In the era of rampant music piracy, many musical acts have learned the best way to recoup lost revenue is to more effectively monetise something that can’t be pirated – a live experience. Australian’s love of live experience is being picked up by brands as a means of growing their connection with customers and boosting revenue.
Data recently released by online event ticketing service, Eventbrite, showed 93 per cent of Australians surveyed had attended some form of live experience in the past 12 months, ranging from sporting events to concerts, parties and food events. While that figure may not be unexpected, more surprising was the finding that 23 per cent of Australians surveyed had been involved in the creation of a ticketed event in that time.
According to Eventbrite co-founder and chief technology officer, Renaud Visage, more than 100,000 Australians have posted events on Eventbrite since 2009, with 25 per cent of these being created in 2014 alone. In total, the service has processed 6 million tickets in Australia, amounting to more than $100 million in revenue.
Visage said many of these are small businesses that want to reach customers in new ways, such as food stores running weekend cooking workshops.
“We have created a new breed of entrepreneurs creating their own new businesses based on our platform and others,” he said.
The trend for smaller businesses to offer events comes of the back of an increasing interesting in live events from larger brands, such as outdoor clothing maker, The North Face, which has established a series of training events.
“Brands are fully aware they need to create more excitement for people,” Visage said. “Real life can’t be beat for the emotional connection that people are going to make with brands.
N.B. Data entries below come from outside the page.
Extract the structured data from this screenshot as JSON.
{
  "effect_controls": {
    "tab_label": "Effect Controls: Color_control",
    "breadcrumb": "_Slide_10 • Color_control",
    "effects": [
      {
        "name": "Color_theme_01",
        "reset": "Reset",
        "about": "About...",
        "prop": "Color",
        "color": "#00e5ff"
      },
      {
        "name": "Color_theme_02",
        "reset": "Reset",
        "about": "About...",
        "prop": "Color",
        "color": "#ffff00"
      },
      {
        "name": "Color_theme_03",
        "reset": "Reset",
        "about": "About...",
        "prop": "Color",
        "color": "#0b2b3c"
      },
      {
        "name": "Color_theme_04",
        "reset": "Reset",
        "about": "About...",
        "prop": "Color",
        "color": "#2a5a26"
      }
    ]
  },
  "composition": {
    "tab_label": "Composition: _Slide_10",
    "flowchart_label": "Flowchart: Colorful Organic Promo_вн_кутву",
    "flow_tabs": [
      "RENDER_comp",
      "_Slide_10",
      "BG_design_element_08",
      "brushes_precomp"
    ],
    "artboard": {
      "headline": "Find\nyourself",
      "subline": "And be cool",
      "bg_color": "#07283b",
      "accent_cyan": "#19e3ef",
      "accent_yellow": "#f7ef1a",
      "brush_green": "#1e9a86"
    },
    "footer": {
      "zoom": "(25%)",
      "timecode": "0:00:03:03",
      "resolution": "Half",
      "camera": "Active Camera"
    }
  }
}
And live experiences are a great way to do that.”
Canadian yoga wear retailer, lululemon, has also created a range of yoga themed events, including classes and music festivals, to engage with customers.
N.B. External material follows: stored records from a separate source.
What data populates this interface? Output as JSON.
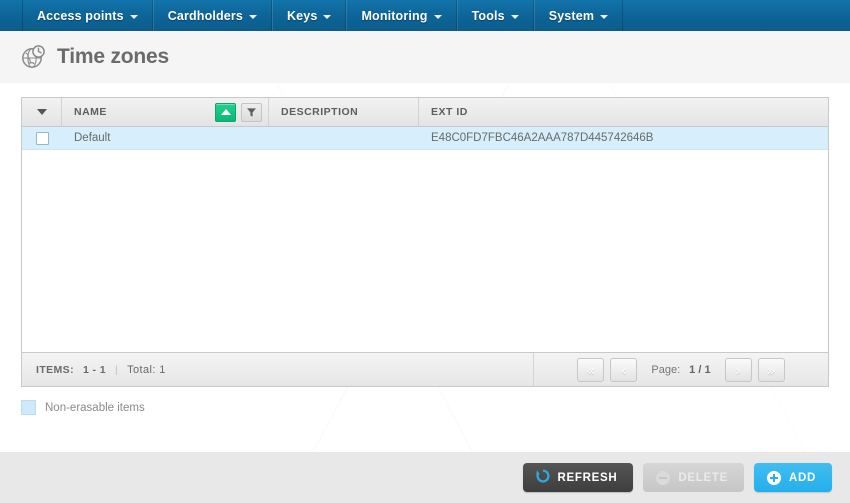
{
  "navbar": {
    "items": [
      {
        "label": "Access points",
        "icon": "chevron-down-icon"
      },
      {
        "label": "Cardholders",
        "icon": "chevron-down-icon"
      },
      {
        "label": "Keys",
        "icon": "chevron-down-icon"
      },
      {
        "label": "Monitoring",
        "icon": "chevron-down-icon"
      },
      {
        "label": "Tools",
        "icon": "chevron-down-icon"
      },
      {
        "label": "System",
        "icon": "chevron-down-icon"
      }
    ]
  },
  "page": {
    "title": "Time zones",
    "icon": "globe-clock-icon"
  },
  "table": {
    "columns": [
      {
        "key": "check",
        "label": "",
        "icon": "chevron-down-icon"
      },
      {
        "key": "name",
        "label": "NAME"
      },
      {
        "key": "description",
        "label": "DESCRIPTION"
      },
      {
        "key": "ext_id",
        "label": "EXT ID"
      }
    ],
    "header_tools": {
      "sort_icon": "sort-ascending-icon",
      "sort_active": true,
      "filter_icon": "filter-funnel-icon"
    },
    "rows": [
      {
        "selected": false,
        "name": "Default",
        "description": "",
        "ext_id": "E48C0FD7FBC46A2AAA787D445742646B"
      }
    ]
  },
  "footer": {
    "items_label": "ITEMS:",
    "items_range": "1 - 1",
    "separator": "|",
    "total_label": "Total: 1",
    "pager": {
      "first_icon": "«",
      "prev_icon": "‹",
      "page_label": "Page:",
      "page_value": "1 / 1",
      "next_icon": "›",
      "last_icon": "»"
    }
  },
  "legend": {
    "swatch_color": "#cde9fa",
    "text": "Non-erasable items"
  },
  "actions": {
    "refresh": {
      "label": "REFRESH",
      "icon": "refresh-icon"
    },
    "delete": {
      "label": "DELETE",
      "icon": "minus-circle-icon",
      "disabled": true
    },
    "add": {
      "label": "ADD",
      "icon": "plus-circle-icon"
    }
  },
  "colors": {
    "nav_blue": "#0e6699",
    "accent_blue": "#23b0ec",
    "sort_green": "#09b877",
    "row_highlight": "#d7eefc"
  }
}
“They have done varying degrees of live experiences, to have multiple touch-points with their customers and stay top-of-mind when people think about yoga,” Visage said. “We work with The Guardian in the UK, and they want to go from 500 events a year to 5000 events a year. So it is really becoming one of their main revenue generating models.”
Visage said the volume of events being posted and ticketed through Eventbrite is creating a rich data reserve for understanding audience behaviour.
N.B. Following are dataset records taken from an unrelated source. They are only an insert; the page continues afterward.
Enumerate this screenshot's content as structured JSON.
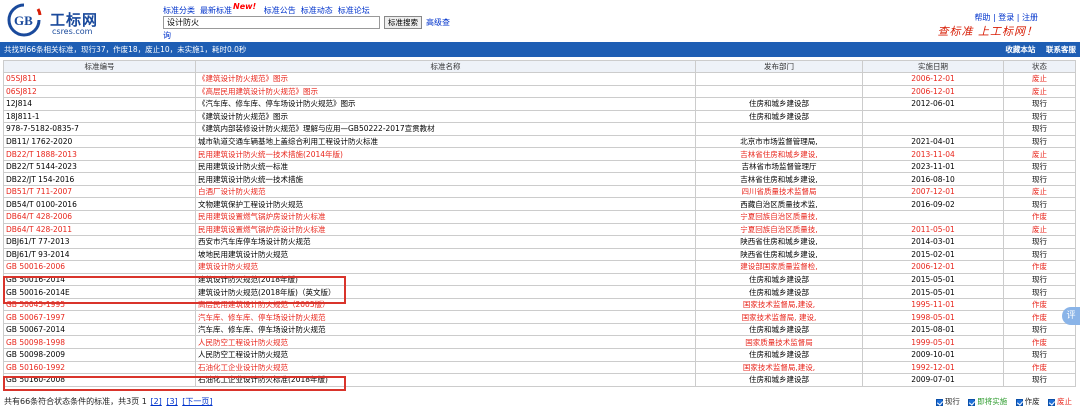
{
  "header": {
    "logo_title": "工标网",
    "logo_sub": "csres.com",
    "logo_mark": "GB",
    "nav": [
      "标准分类",
      "最新标准",
      "标准公告",
      "标准动态",
      "标准论坛"
    ],
    "nav_new_badge": "New!",
    "search_value": "设计防火",
    "search_button": "标准搜索",
    "advanced": "高级查",
    "advanced_tail": "询",
    "top_links": "帮助 | 登录 | 注册",
    "slogan": "查标准 上工标网！"
  },
  "infobar": {
    "summary": "共找到66条相关标准，现行37，作废18，废止10，未实施1，耗时0.0秒",
    "bookmark": "收藏本站",
    "contact": "联系客服"
  },
  "table": {
    "headers": [
      "标准编号",
      "标准名称",
      "发布部门",
      "实施日期",
      "状态"
    ],
    "rows": [
      {
        "code": "05SJ811",
        "name": "《建筑设计防火规范》图示",
        "dept": "",
        "date": "2006-12-01",
        "status": "废止",
        "red": true
      },
      {
        "code": "06SJ812",
        "name": "《高层民用建筑设计防火规范》图示",
        "dept": "",
        "date": "2006-12-01",
        "status": "废止",
        "red": true
      },
      {
        "code": "12J814",
        "name": "《汽车库、修车库、停车场设计防火规范》图示",
        "dept": "住房和城乡建设部",
        "date": "2012-06-01",
        "status": "现行",
        "red": false
      },
      {
        "code": "18J811-1",
        "name": "《建筑设计防火规范》图示",
        "dept": "住房和城乡建设部",
        "date": "",
        "status": "现行",
        "red": false
      },
      {
        "code": "978-7-5182-0835-7",
        "name": "《建筑内部装修设计防火规范》理解与应用—GB50222-2017宣贯教材",
        "dept": "",
        "date": "",
        "status": "现行",
        "red": false
      },
      {
        "code": "DB11/ 1762-2020",
        "name": "城市轨道交通车辆基地上盖综合利用工程设计防火标准",
        "dept": "北京市市场监督管理局,",
        "date": "2021-04-01",
        "status": "现行",
        "red": false
      },
      {
        "code": "DB22/T 1888-2013",
        "name": "民用建筑设计防火统一技术措施(2014年版)",
        "dept": "吉林省住房和城乡建设,",
        "date": "2013-11-04",
        "status": "废止",
        "red": true
      },
      {
        "code": "DB22/T 5144-2023",
        "name": "民用建筑设计防火统一标准",
        "dept": "吉林省市场监督管理厅",
        "date": "2023-11-01",
        "status": "现行",
        "red": false
      },
      {
        "code": "DB22/JT 154-2016",
        "name": "民用建筑设计防火统一技术措施",
        "dept": "吉林省住房和城乡建设,",
        "date": "2016-08-10",
        "status": "现行",
        "red": false
      },
      {
        "code": "DB51/T 711-2007",
        "name": "白酒厂设计防火规范",
        "dept": "四川省质量技术监督局",
        "date": "2007-12-01",
        "status": "废止",
        "red": true
      },
      {
        "code": "DB54/T 0100-2016",
        "name": "文物建筑保护工程设计防火规范",
        "dept": "西藏自治区质量技术监,",
        "date": "2016-09-02",
        "status": "现行",
        "red": false
      },
      {
        "code": "DB64/T 428-2006",
        "name": "民用建筑设置燃气锅炉房设计防火标准",
        "dept": "宁夏回族自治区质量技,",
        "date": "",
        "status": "作废",
        "red": true
      },
      {
        "code": "DB64/T 428-2011",
        "name": "民用建筑设置燃气锅炉房设计防火标准",
        "dept": "宁夏回族自治区质量技,",
        "date": "2011-05-01",
        "status": "废止",
        "red": true
      },
      {
        "code": "DBJ61/T 77-2013",
        "name": "西安市汽车库停车场设计防火规范",
        "dept": "陕西省住房和城乡建设,",
        "date": "2014-03-01",
        "status": "现行",
        "red": false
      },
      {
        "code": "DBJ61/T 93-2014",
        "name": "坡地民用建筑设计防火规范",
        "dept": "陕西省住房和城乡建设,",
        "date": "2015-02-01",
        "status": "现行",
        "red": false
      },
      {
        "code": "GB 50016-2006",
        "name": "建筑设计防火规范",
        "dept": "建设部国家质量监督检,",
        "date": "2006-12-01",
        "status": "作废",
        "red": true
      },
      {
        "code": "GB 50016-2014",
        "name": "建筑设计防火规范(2018年版)",
        "dept": "住房和城乡建设部",
        "date": "2015-05-01",
        "status": "现行",
        "red": false
      },
      {
        "code": "GB 50016-2014E",
        "name": "建筑设计防火规范(2018年版)（英文版）",
        "dept": "住房和城乡建设部",
        "date": "2015-05-01",
        "status": "现行",
        "red": false
      },
      {
        "code": "GB 50045-1995",
        "name": "高层民用建筑设计防火规范（2005版）",
        "dept": "国家技术监督局,建设,",
        "date": "1995-11-01",
        "status": "作废",
        "red": true
      },
      {
        "code": "GB 50067-1997",
        "name": "汽车库、修车库、停车场设计防火规范",
        "dept": "国家技术监督局, 建设,",
        "date": "1998-05-01",
        "status": "作废",
        "red": true
      },
      {
        "code": "GB 50067-2014",
        "name": "汽车库、修车库、停车场设计防火规范",
        "dept": "住房和城乡建设部",
        "date": "2015-08-01",
        "status": "现行",
        "red": false
      },
      {
        "code": "GB 50098-1998",
        "name": "人民防空工程设计防火规范",
        "dept": "国家质量技术监督局",
        "date": "1999-05-01",
        "status": "作废",
        "red": true
      },
      {
        "code": "GB 50098-2009",
        "name": "人民防空工程设计防火规范",
        "dept": "住房和城乡建设部",
        "date": "2009-10-01",
        "status": "现行",
        "red": false
      },
      {
        "code": "GB 50160-1992",
        "name": "石油化工企业设计防火规范",
        "dept": "国家技术监督局,建设,",
        "date": "1992-12-01",
        "status": "作废",
        "red": true
      },
      {
        "code": "GB 50160-2008",
        "name": "石油化工企业设计防火标准(2018年版)",
        "dept": "住房和城乡建设部",
        "date": "2009-07-01",
        "status": "现行",
        "red": false
      }
    ]
  },
  "footer": {
    "text": "共有66条符合状态条件的标准，共3页 1",
    "pages": [
      "[2]",
      "[3]",
      "[下一页]"
    ]
  },
  "legend": {
    "current": "现行",
    "upcoming": "即将实施",
    "obsolete": "作废",
    "abolished": "废止"
  },
  "float_button": "评"
}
“People tend to book last minute much more frequently here in Australia than in the US for instance, and wait until the last week,” he said.
The next step for Eventbrite is to create a marketplace among users, including recommendations for other events they might be interested in, Visage said. This will include collecting feedback on events and using that to create recommendations.
“Reputation is a big part of the sharing economy’s principle, so we want to know what people thought of the experience so we can promote the best experiences available on the marketplace,” Visage said.
“Once you list your event we can almost tell you how many tickets you are going to sell based on your reputation, based on your history. We have of this data, so we can be very proactive in figuring out what are the best mechanisms to sell this type of inventory and maximise the return for the organiser.”